Here is the list of features and improvements altogether (sorted by priority).

  • Warn when the server is in used
  • Resume interrupted file transfers
  • Direct remote file I/O operations
  • Compress large files when transferring
  • More efficient transfer implementation
  • Depythonization of the Remofile protocol

I’m elaborating on each feature and improvement down below. Feel free to add your grain of salt on the issue tracker (there’s a ticket for each of them). You can even implement a feature yourself if want to contribute.

Warn when the server is in used

By design, simultaneous access to the Remofile server is not allowed. However, connecting to the server while it’s currently use by somebody else will result in the connection hanging.

There should be a proper authentication system that warns user when trying to connect when the server is in used.

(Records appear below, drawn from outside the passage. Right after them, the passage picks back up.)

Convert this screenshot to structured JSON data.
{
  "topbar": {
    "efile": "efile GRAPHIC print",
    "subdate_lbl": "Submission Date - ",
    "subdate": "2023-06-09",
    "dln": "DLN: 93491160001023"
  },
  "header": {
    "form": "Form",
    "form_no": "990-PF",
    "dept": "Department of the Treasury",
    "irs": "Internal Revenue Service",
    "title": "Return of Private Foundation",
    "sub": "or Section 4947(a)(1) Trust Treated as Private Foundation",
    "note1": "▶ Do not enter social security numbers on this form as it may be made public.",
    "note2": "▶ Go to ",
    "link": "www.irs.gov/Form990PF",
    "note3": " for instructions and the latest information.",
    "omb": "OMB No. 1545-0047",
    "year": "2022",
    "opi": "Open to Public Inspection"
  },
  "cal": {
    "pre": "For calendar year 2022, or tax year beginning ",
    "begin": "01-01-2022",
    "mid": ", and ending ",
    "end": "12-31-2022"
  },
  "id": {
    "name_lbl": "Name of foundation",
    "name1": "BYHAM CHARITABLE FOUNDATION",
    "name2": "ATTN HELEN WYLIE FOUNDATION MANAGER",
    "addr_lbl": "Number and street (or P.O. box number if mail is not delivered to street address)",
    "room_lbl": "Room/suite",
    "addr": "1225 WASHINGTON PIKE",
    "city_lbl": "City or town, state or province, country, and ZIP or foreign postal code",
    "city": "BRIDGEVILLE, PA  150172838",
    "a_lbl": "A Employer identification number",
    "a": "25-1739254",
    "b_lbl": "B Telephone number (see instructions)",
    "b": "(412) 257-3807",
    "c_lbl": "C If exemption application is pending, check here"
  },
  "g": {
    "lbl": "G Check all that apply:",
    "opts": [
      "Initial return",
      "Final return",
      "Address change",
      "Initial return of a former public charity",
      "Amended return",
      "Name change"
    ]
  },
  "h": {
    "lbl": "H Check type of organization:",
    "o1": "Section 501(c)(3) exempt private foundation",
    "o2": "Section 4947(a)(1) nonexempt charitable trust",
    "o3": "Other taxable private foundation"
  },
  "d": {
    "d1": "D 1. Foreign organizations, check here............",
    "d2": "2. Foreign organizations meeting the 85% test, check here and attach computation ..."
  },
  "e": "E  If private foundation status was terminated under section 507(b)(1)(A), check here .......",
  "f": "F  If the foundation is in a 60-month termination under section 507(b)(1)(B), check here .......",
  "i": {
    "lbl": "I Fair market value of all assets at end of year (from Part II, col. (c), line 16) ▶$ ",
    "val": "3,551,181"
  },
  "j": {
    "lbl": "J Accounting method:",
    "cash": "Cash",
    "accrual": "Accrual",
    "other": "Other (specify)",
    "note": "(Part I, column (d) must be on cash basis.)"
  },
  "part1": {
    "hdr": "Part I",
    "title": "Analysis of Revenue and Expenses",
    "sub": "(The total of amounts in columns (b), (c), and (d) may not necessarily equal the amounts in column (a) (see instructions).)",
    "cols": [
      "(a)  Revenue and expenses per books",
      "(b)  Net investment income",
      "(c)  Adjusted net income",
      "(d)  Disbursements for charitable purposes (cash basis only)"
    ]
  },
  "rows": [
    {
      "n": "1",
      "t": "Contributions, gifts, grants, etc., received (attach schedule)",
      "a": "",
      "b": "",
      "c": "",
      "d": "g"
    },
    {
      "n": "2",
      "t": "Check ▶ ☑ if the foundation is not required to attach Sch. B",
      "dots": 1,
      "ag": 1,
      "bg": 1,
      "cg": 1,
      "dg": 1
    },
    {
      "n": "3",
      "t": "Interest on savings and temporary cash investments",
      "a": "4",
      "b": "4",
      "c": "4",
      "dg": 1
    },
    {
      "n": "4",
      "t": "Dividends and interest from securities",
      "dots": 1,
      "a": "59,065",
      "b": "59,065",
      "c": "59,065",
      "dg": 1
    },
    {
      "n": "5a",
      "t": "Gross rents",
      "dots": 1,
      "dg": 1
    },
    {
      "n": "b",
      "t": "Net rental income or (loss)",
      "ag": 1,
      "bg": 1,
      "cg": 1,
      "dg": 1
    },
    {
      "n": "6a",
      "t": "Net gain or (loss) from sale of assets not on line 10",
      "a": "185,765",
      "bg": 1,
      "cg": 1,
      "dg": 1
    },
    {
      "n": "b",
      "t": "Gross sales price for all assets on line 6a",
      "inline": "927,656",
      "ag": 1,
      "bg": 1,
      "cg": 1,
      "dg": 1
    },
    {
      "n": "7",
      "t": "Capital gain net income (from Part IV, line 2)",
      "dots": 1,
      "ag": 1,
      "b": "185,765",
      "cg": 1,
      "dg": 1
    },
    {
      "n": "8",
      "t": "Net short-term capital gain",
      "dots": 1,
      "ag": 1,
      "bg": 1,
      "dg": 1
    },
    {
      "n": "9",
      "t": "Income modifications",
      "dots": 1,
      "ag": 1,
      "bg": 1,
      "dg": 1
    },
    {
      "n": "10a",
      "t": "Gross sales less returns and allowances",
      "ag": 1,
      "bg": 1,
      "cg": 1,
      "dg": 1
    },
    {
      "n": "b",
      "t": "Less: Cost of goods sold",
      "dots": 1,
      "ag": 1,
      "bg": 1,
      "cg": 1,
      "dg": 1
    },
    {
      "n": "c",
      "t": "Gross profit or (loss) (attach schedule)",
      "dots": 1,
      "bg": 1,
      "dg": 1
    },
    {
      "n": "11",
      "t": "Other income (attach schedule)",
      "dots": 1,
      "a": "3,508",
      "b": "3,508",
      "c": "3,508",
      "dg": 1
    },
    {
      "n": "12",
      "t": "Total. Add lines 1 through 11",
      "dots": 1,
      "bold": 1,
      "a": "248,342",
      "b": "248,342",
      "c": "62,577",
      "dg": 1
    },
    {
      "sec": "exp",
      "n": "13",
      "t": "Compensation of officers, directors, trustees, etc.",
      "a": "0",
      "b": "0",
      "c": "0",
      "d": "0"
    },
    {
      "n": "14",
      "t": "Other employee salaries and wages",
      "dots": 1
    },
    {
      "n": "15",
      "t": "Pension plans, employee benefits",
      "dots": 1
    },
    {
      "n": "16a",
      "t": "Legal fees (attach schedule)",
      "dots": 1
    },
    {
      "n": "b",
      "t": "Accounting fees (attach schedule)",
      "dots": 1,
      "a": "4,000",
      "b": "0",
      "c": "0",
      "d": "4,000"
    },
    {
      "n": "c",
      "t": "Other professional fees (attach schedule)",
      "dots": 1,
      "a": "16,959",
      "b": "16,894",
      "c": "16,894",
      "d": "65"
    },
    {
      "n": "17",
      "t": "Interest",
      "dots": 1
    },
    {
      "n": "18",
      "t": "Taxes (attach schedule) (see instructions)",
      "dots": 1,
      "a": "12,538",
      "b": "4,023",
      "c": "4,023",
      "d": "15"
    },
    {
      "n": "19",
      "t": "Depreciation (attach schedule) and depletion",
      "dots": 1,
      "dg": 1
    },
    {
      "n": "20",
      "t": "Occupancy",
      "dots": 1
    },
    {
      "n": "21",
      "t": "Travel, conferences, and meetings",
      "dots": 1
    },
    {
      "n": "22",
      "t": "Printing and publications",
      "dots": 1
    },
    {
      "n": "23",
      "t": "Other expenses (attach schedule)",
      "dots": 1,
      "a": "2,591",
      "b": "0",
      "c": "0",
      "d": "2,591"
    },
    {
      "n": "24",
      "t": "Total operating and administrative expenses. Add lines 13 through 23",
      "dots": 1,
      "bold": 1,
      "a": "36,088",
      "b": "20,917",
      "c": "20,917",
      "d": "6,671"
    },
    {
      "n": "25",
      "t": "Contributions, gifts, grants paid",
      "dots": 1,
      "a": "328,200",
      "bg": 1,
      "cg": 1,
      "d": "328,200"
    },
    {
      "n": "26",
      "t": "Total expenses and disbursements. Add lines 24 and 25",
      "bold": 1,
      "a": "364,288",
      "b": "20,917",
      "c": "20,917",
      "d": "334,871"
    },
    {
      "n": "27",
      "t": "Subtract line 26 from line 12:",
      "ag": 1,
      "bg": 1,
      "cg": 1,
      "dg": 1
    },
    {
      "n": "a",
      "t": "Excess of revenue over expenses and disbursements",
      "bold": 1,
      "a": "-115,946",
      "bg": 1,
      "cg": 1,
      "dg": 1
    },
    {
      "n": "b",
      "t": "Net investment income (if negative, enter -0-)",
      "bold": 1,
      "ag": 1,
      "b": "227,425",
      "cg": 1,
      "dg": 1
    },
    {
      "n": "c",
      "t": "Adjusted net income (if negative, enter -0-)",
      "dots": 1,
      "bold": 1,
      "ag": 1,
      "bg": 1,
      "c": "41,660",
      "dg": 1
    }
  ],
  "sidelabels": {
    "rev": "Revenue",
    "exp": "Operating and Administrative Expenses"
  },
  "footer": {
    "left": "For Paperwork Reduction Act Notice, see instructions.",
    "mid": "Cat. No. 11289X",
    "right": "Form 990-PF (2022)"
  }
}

Resume interrupted file transfers

Interrupted file transfers are annoying when dealing with large files. Even though implementing this feature isn’t technically a challenge, it does require to adapt the protocol. Also various decisions must be taken such as where do the interrupted file data resides (left in the remote directory itself, or saved in a temporary directory?) and others. As soon as I’ve got some time for that, I’ll get down to it.

Direct remote file I/O operations

Another feature that could be useful is direct opening of remote file in Python code. Basically, one would open a remote file using the open() function and reading and writing would happen transparently. Also, with the new pathlib module, we can also imagine implementing a RemofilePath.

Compress large files when transferring

Optimizing transfer of large files by compressing them is one (easy) step towards a more efficient implementation.

The idea came to me after looking at the FTP client options. I should investigate the -z, –compress and –compress-level=NUM that allows to compress file data during the transfer and explicitly set a compression level.

More efficient transfer implementation

The current implementation is dumb. In fact, it’s really dumb because I was rushing an implementation that works, and was focusing on a quality programming interface quality that wouldn’t change. Luckily, with the high-bandwidth connection we have nowadays, the current implementation is probably acceptable for most use cases. But some effort could be made in that direction.

For now, all the work is entirely done with a single pair of REQ-REP socket for simplicity. Transferring large files will result in a huge amount of unnecessary requests from the client (see the protocol specifications document to understand why). The protocol could be updated to use a pair of streaming socket (or whatever their name, I’m not a ZeroMQ expert) after a large file is ‘accepted’ and its transfer initiated, to transfer the file chunks over.

Depythonization of the Remofile protocol

Check out the protocol specifications document and you’ll quickly see it relies on the Python bindings of ZeroMQ which itself relies on serialization Python objects.

I’d like to make some improvements to the protocol to make it more ‘binary’ oriented (and thus, not specific to a given programming language), so one day, somebody (me ?) could make Remofile available to C/C++ level.